Step-by-step pilot scheme
The research recommends a step-by-step pilot approach, which harmonizes the policies, regimes, and technical aspects related to data transfer within the GBA.
A special task force group is recommended to coordinate the legal institutions and government agencies in Guangdong, Hong Kong, and Macau.
“I think the Hong Kong government can take the lead in lobbying the governments in China and Macau to sit together for discussion,” said Chen.
In addition, the research recommends the establishment of a “white list” or a “negative list” for data flow. The “white list” permits certain categories of data to enter and exit in certain circumstances, while the “negative list” is able to ascertain the scope of data that are not allowed to be transferred freely. The ‘white list’ can be started with less sensitive or critical data such as open data and data not subject to legal or regulatory restrictions.

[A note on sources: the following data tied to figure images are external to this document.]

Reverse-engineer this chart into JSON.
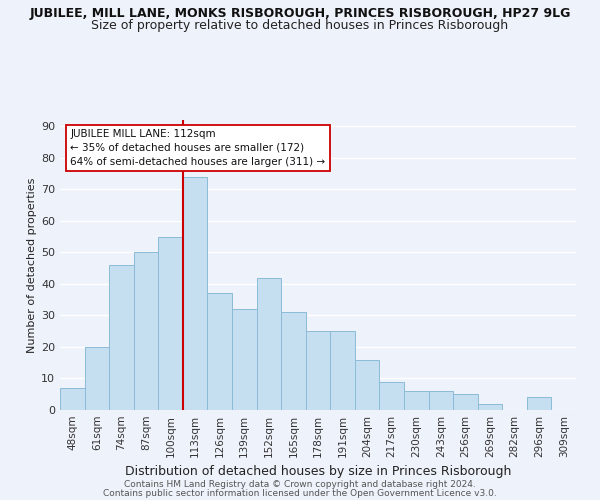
{
  "title": "JUBILEE, MILL LANE, MONKS RISBOROUGH, PRINCES RISBOROUGH, HP27 9LG",
  "subtitle": "Size of property relative to detached houses in Princes Risborough",
  "xlabel": "Distribution of detached houses by size in Princes Risborough",
  "ylabel": "Number of detached properties",
  "bar_labels": [
    "48sqm",
    "61sqm",
    "74sqm",
    "87sqm",
    "100sqm",
    "113sqm",
    "126sqm",
    "139sqm",
    "152sqm",
    "165sqm",
    "178sqm",
    "191sqm",
    "204sqm",
    "217sqm",
    "230sqm",
    "243sqm",
    "256sqm",
    "269sqm",
    "282sqm",
    "296sqm",
    "309sqm"
  ],
  "bar_values": [
    7,
    20,
    46,
    50,
    55,
    74,
    37,
    32,
    42,
    31,
    25,
    25,
    16,
    9,
    6,
    6,
    5,
    2,
    0,
    4,
    0
  ],
  "bar_color": "#c5dff0",
  "bar_edge_color": "#8bbbd8",
  "highlight_bar_index": 5,
  "highlight_line_color": "#cc0000",
  "ylim": [
    0,
    92
  ],
  "yticks": [
    0,
    10,
    20,
    30,
    40,
    50,
    60,
    70,
    80,
    90
  ],
  "annotation_line1": "JUBILEE MILL LANE: 112sqm",
  "annotation_line2": "← 35% of detached houses are smaller (172)",
  "annotation_line3": "64% of semi-detached houses are larger (311) →",
  "annotation_box_color": "#ffffff",
  "annotation_box_edge": "#cc0000",
  "footer1": "Contains HM Land Registry data © Crown copyright and database right 2024.",
  "footer2": "Contains public sector information licensed under the Open Government Licence v3.0.",
  "background_color": "#eef2fa",
  "grid_color": "#ffffff",
  "title_fontsize": 9,
  "subtitle_fontsize": 9,
  "ylabel_fontsize": 8,
  "xlabel_fontsize": 9,
  "tick_fontsize": 7.5,
  "footer_fontsize": 6.5
}
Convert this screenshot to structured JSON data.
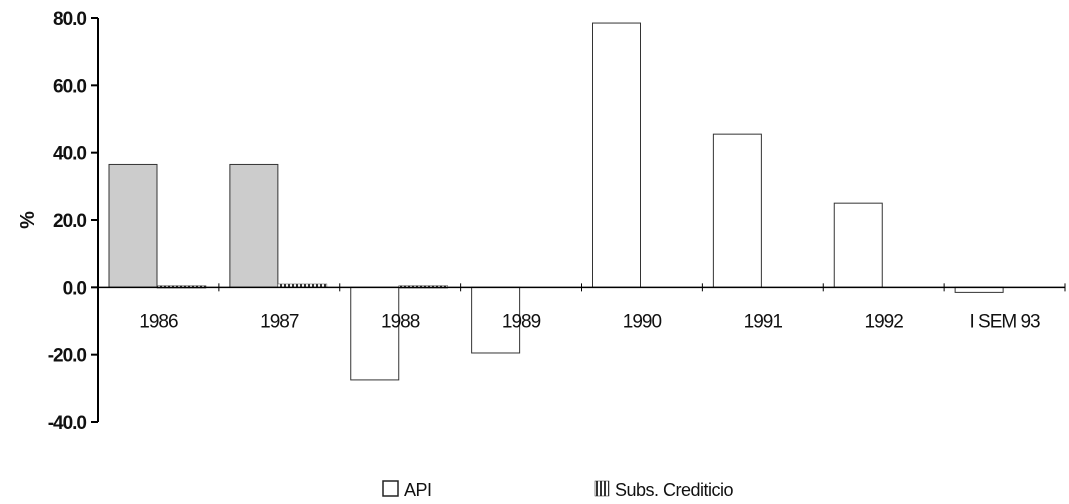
{
  "chart_data": {
    "type": "bar",
    "categories": [
      "1986",
      "1987",
      "1988",
      "1989",
      "1990",
      "1991",
      "1992",
      "I SEM 93"
    ],
    "series": [
      {
        "name": "API",
        "values": [
          36.5,
          36.5,
          -27.5,
          -19.5,
          78.5,
          45.5,
          25.0,
          -1.5
        ]
      },
      {
        "name": "Subs. Crediticio",
        "values": [
          0.5,
          1.0,
          0.5,
          0.0,
          0.0,
          0.0,
          0.0,
          0.0
        ]
      }
    ],
    "ylabel": "%",
    "ylim": [
      -40,
      80
    ],
    "yticks": [
      80.0,
      60.0,
      40.0,
      20.0,
      0.0,
      -20.0,
      -40.0
    ],
    "ytick_labels": [
      "80.0",
      "60.0",
      "40.0",
      "20.0",
      "0.0",
      "-20.0",
      "-40.0"
    ],
    "legend_position": "bottom",
    "grid": false,
    "colors": {
      "api_fill": "#ffffff",
      "api_stroke": "#333333",
      "subs_fill": "#555555",
      "first_bar_fill": "#cccccc",
      "axis": "#000000"
    }
  }
}
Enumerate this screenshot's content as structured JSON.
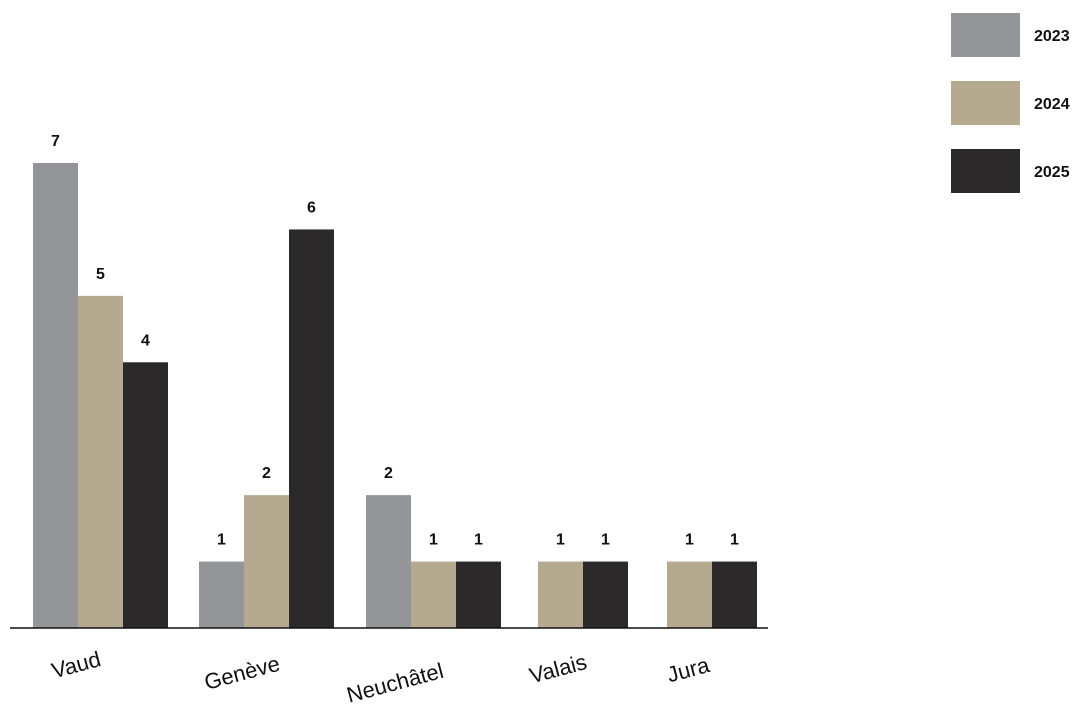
{
  "chart_data": {
    "type": "bar",
    "title": "",
    "xlabel": "",
    "ylabel": "",
    "ylim": [
      0,
      7
    ],
    "grid": false,
    "legend_position": "top-right",
    "categories": [
      "Vaud",
      "Genève",
      "Neuchâtel",
      "Valais",
      "Jura"
    ],
    "series": [
      {
        "name": "2023",
        "color": "#939598",
        "values": [
          7,
          1,
          2,
          null,
          null
        ]
      },
      {
        "name": "2024",
        "color": "#b5aa8f",
        "values": [
          5,
          2,
          1,
          1,
          1
        ]
      },
      {
        "name": "2025",
        "color": "#2b292a",
        "values": [
          4,
          6,
          1,
          1,
          1
        ]
      }
    ]
  }
}
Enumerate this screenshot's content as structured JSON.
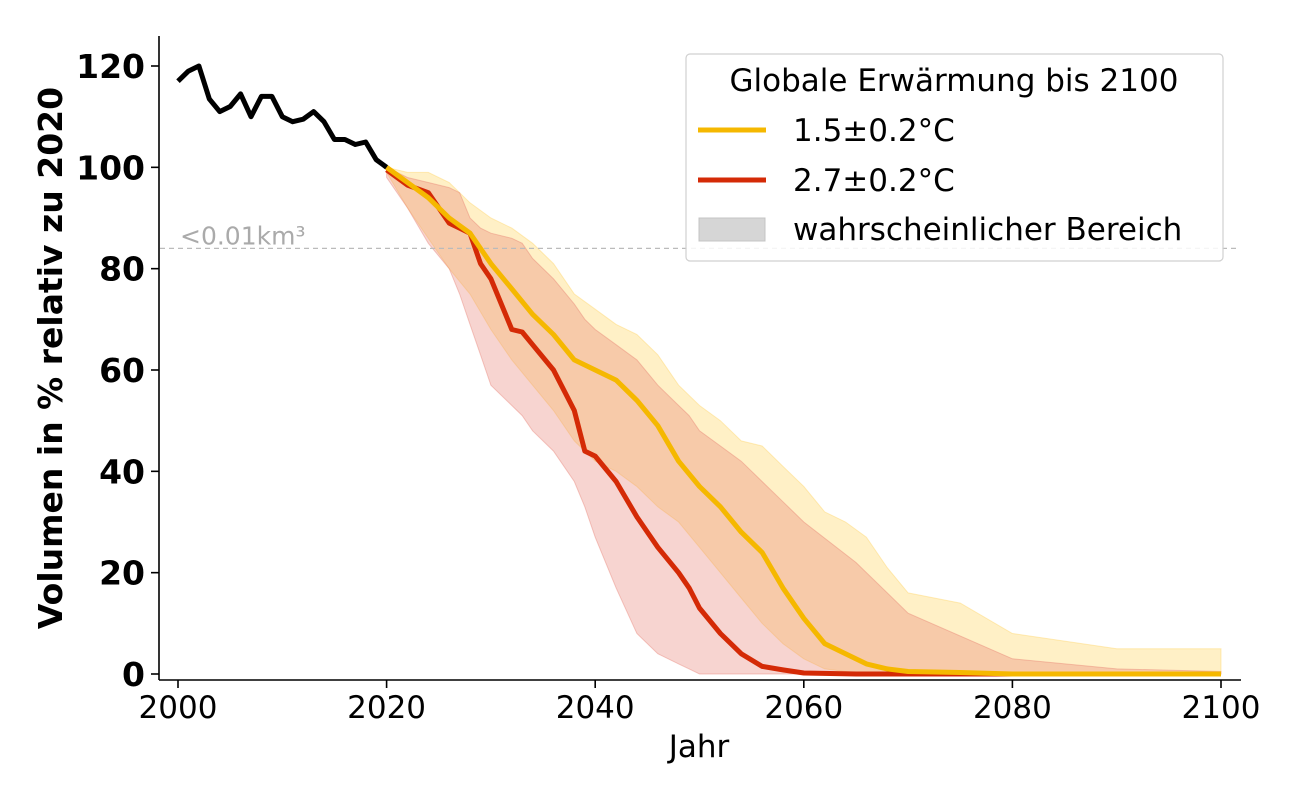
{
  "chart_data": {
    "type": "line",
    "xlabel": "Jahr",
    "ylabel": "Volumen in % relativ zu 2020",
    "xlim": [
      2000,
      2100
    ],
    "ylim": [
      0,
      125
    ],
    "x_ticks": [
      2000,
      2020,
      2040,
      2060,
      2080,
      2100
    ],
    "y_ticks": [
      0,
      20,
      40,
      60,
      80,
      100,
      120
    ],
    "grid": false,
    "legend": {
      "placement": "top-right",
      "title": "Globale Erwärmung bis 2100",
      "entries": [
        "1.5±0.2°C",
        "2.7±0.2°C",
        "wahrscheinlicher Bereich"
      ]
    },
    "reference_line": {
      "y": 84,
      "label": "<0.01km³",
      "color": "#bbbbbb"
    },
    "historical": {
      "color": "#000000",
      "x": [
        2000,
        2001,
        2002,
        2003,
        2004,
        2005,
        2006,
        2007,
        2008,
        2009,
        2010,
        2011,
        2012,
        2013,
        2014,
        2015,
        2016,
        2017,
        2018,
        2019,
        2020
      ],
      "y": [
        117,
        119,
        120,
        113.5,
        111,
        112,
        114.5,
        110,
        114,
        114,
        110,
        109,
        109.5,
        111,
        109,
        105.5,
        105.5,
        104.5,
        105,
        101.5,
        100
      ]
    },
    "series": [
      {
        "name": "1.5±0.2°C",
        "color": "#f5b800",
        "band_color": "#ffe9a8",
        "x": [
          2020,
          2022,
          2024,
          2026,
          2028,
          2030,
          2032,
          2034,
          2036,
          2038,
          2040,
          2042,
          2044,
          2046,
          2048,
          2050,
          2052,
          2054,
          2056,
          2058,
          2060,
          2062,
          2064,
          2066,
          2068,
          2070,
          2075,
          2080,
          2090,
          2100
        ],
        "y": [
          100,
          97,
          94,
          90,
          87,
          81,
          76,
          71,
          67,
          62,
          60,
          58,
          54,
          49,
          42,
          37,
          33,
          28,
          24,
          17,
          11,
          6,
          4,
          2,
          1,
          0.5,
          0.3,
          0,
          0,
          0
        ],
        "lower": [
          99,
          92,
          86,
          80,
          75,
          68,
          62,
          57,
          52,
          46,
          42,
          40,
          37,
          33,
          30,
          25,
          20,
          15,
          10,
          6,
          3,
          1,
          0.5,
          0,
          0,
          0,
          0,
          0,
          0,
          0
        ],
        "upper": [
          100,
          99,
          99,
          97,
          93,
          90,
          88,
          85,
          81,
          75,
          72,
          69,
          67,
          63,
          57,
          53,
          50,
          46,
          45,
          41,
          37,
          32,
          30,
          27,
          21,
          16,
          14,
          8,
          5,
          5
        ]
      },
      {
        "name": "2.7±0.2°C",
        "color": "#d42a06",
        "band_color": "#f3c8c6",
        "x": [
          2020,
          2022,
          2024,
          2026,
          2027,
          2028,
          2029,
          2030,
          2032,
          2033,
          2034,
          2036,
          2038,
          2039,
          2040,
          2042,
          2044,
          2046,
          2048,
          2049,
          2050,
          2052,
          2054,
          2056,
          2058,
          2060,
          2065,
          2070,
          2080,
          2090,
          2100
        ],
        "y": [
          99.5,
          96.5,
          95,
          89,
          88,
          87,
          81,
          78,
          68,
          67.5,
          65,
          60,
          52,
          44,
          43,
          38,
          31,
          25,
          20,
          17,
          13,
          8,
          4,
          1.5,
          0.8,
          0.2,
          0,
          0,
          0,
          0,
          0
        ],
        "lower": [
          98,
          92,
          85,
          80,
          75,
          69,
          63,
          57,
          53,
          51,
          48,
          44,
          38,
          33,
          27,
          17,
          8,
          4,
          2,
          1,
          0,
          0,
          0,
          0,
          0,
          0,
          0,
          0,
          0,
          0,
          0
        ],
        "upper": [
          100,
          98,
          97,
          96,
          95,
          90,
          88,
          87,
          86,
          85,
          82,
          78,
          73,
          70,
          68,
          65,
          62,
          57,
          53,
          51,
          48,
          45,
          42,
          38,
          34,
          30,
          22,
          12,
          3,
          1,
          0.5
        ]
      }
    ]
  }
}
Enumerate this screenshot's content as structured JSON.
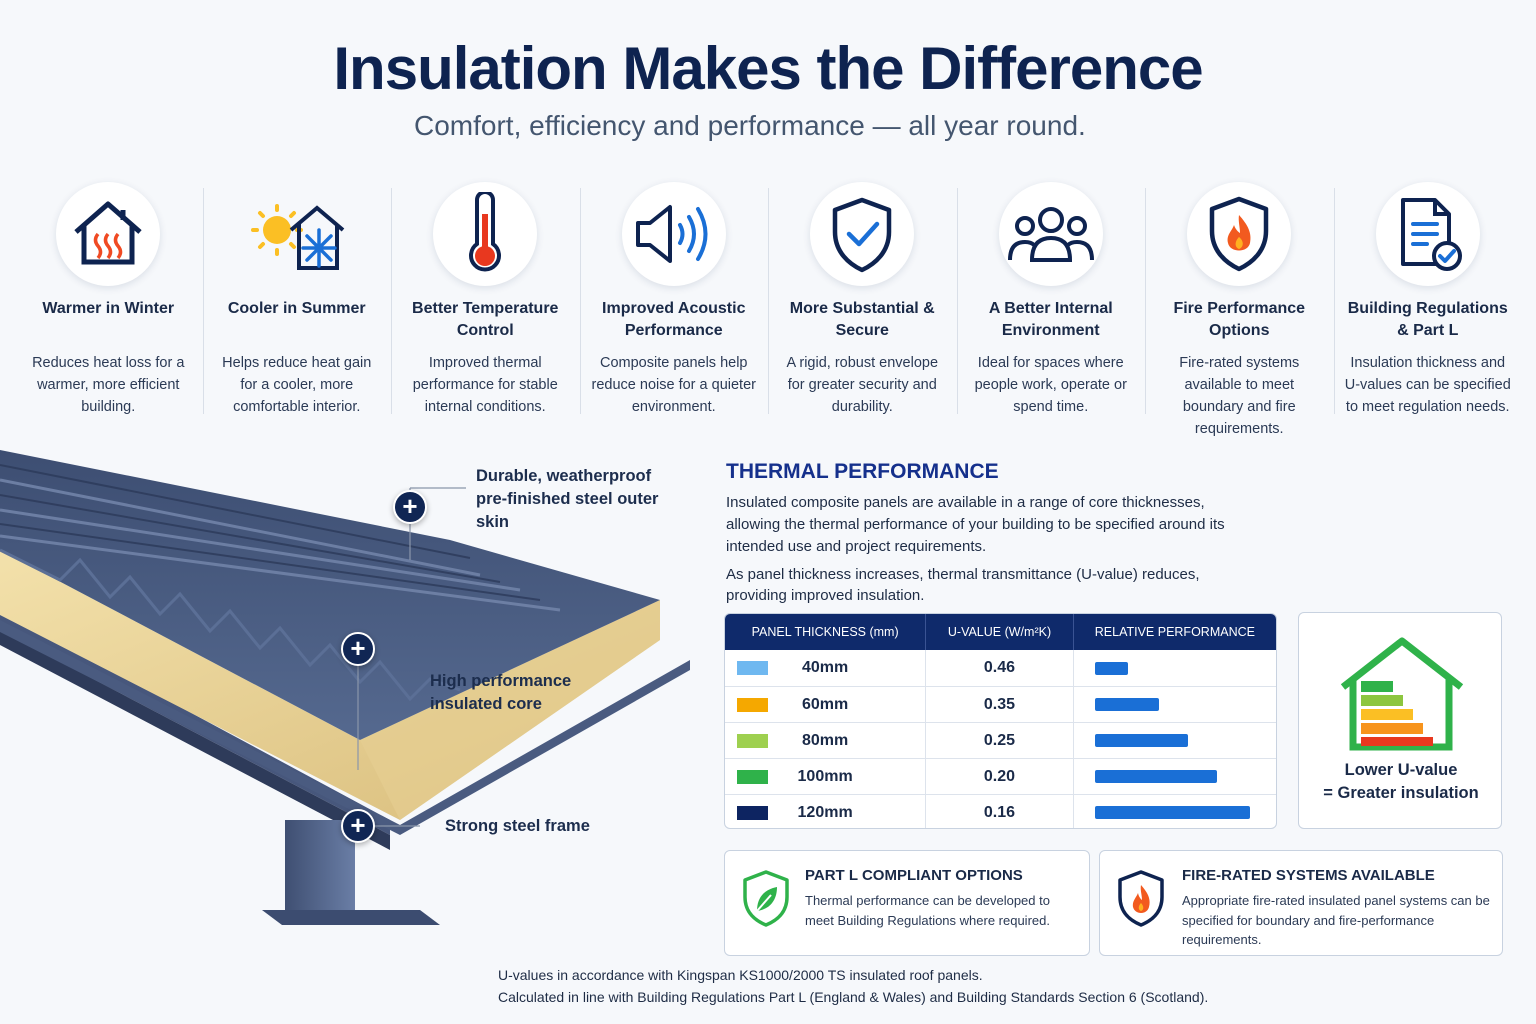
{
  "header": {
    "title": "Insulation Makes the Difference",
    "subtitle": "Comfort, efficiency and performance — all year round."
  },
  "features": [
    {
      "icon": "house-heat-icon",
      "title": "Warmer in Winter",
      "desc": "Reduces heat loss for a warmer, more efficient building."
    },
    {
      "icon": "sun-snowflake-icon",
      "title": "Cooler in Summer",
      "desc": "Helps reduce heat gain for a cooler, more comfortable interior."
    },
    {
      "icon": "thermometer-icon",
      "title": "Better Temperature Control",
      "desc": "Improved thermal performance for stable internal conditions."
    },
    {
      "icon": "speaker-icon",
      "title": "Improved Acoustic Performance",
      "desc": "Composite panels help reduce noise for a quieter environment."
    },
    {
      "icon": "shield-check-icon",
      "title": "More Substantial & Secure",
      "desc": "A rigid, robust envelope for greater security and durability."
    },
    {
      "icon": "people-icon",
      "title": "A Better Internal Environment",
      "desc": "Ideal for spaces where people work, operate or spend time."
    },
    {
      "icon": "fire-shield-icon",
      "title": "Fire Performance Options",
      "desc": "Fire-rated systems available to meet boundary and fire requirements."
    },
    {
      "icon": "document-check-icon",
      "title": "Building Regulations & Part L",
      "desc": "Insulation thickness and U-values can be specified to meet regulation needs."
    }
  ],
  "callouts": {
    "outer_skin": "Durable, weatherproof pre-finished steel outer skin",
    "core": "High performance insulated core",
    "frame": "Strong steel frame"
  },
  "thermal": {
    "heading": "THERMAL PERFORMANCE",
    "p1": "Insulated composite panels are available in a range of core thicknesses, allowing the thermal performance of your building to be specified around its intended use and project requirements.",
    "p2": "As panel thickness increases, thermal transmittance (U-value) reduces, providing improved insulation."
  },
  "table": {
    "headers": [
      "PANEL THICKNESS (mm)",
      "U-VALUE (W/m²K)",
      "RELATIVE PERFORMANCE"
    ],
    "rows": [
      {
        "thickness": "40mm",
        "uvalue": "0.46",
        "color": "#6fb8f0",
        "performance": 0.21
      },
      {
        "thickness": "60mm",
        "uvalue": "0.35",
        "color": "#f5a800",
        "performance": 0.41
      },
      {
        "thickness": "80mm",
        "uvalue": "0.25",
        "color": "#9ed04f",
        "performance": 0.6
      },
      {
        "thickness": "100mm",
        "uvalue": "0.20",
        "color": "#2fb24a",
        "performance": 0.79
      },
      {
        "thickness": "120mm",
        "uvalue": "0.16",
        "color": "#0d2461",
        "performance": 1.0
      }
    ]
  },
  "lowu": {
    "line1": "Lower U-value",
    "line2": "= Greater insulation"
  },
  "cards": [
    {
      "icon": "leaf-shield-icon",
      "title": "PART L COMPLIANT OPTIONS",
      "text": "Thermal performance can be developed to meet Building Regulations where required."
    },
    {
      "icon": "fire-shield-icon",
      "title": "FIRE-RATED SYSTEMS AVAILABLE",
      "text": "Appropriate fire-rated insulated panel systems can be specified for boundary and fire-performance requirements."
    }
  ],
  "footnote": {
    "line1": "U-values in accordance with Kingspan KS1000/2000 TS insulated roof panels.",
    "line2": "Calculated in line with Building Regulations Part L (England & Wales) and Building Standards Section 6 (Scotland)."
  }
}
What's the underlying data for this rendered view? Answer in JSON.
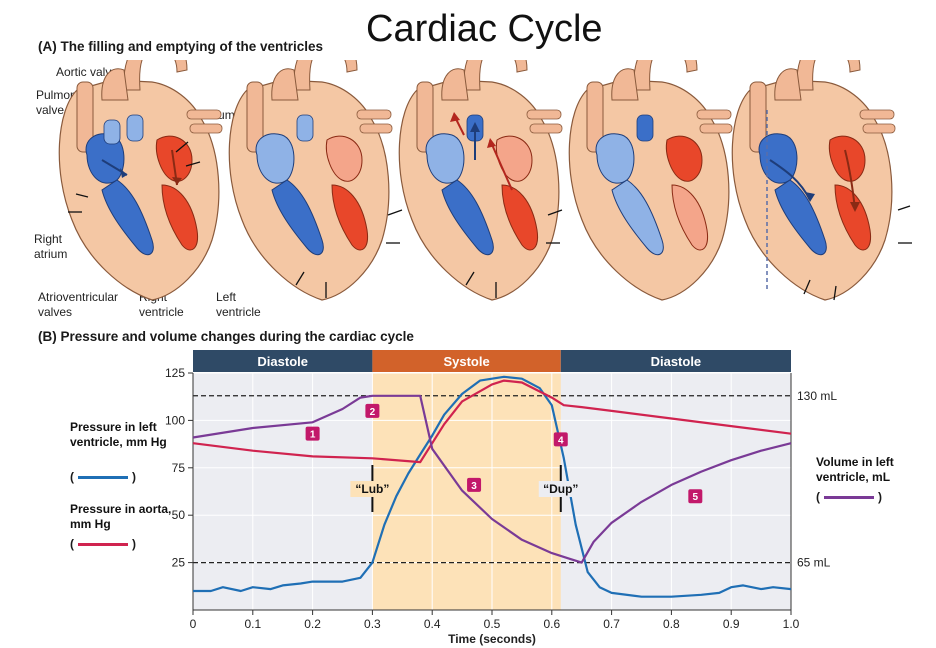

“Members of the special task force can discuss the white list or negative list together,” said Allen Yeung (pictured, left), founding chairman of the Institute of Big Data Governance (IBDG)
Yeung suggested elevating Hong Kong’s data governance to an international standard. It will then make the city a trusted location for cross-border data flow while facilitating innovation and technology progress.
“If you do well in terms of data protection in your own homeland, it gives yourself much credibility and builds the trust for other jurisdictions to allow data to come in and out,” he said.
Formed by a group of entrepreneurs and tech companies, the IBDG has a vision to turn Hong Kong into a global data hub. Yeung said the institute is working on some self-regulatory guiding principles related to data leakage such as the number of hours organizations have to inform data owners in the case of personal data breaches.
As the council member of the IBDG, Microsoft sees technology a key to unleash the true potential of the GBA.
“Data analytics is the means to get competitive advantages for businesses, governments as well as for R&D within the GBA,” said Cally Chan, general manager at Microsoft Hong Kong and Macau. “All sectors can be benefited from Hong Kong as a data hub.”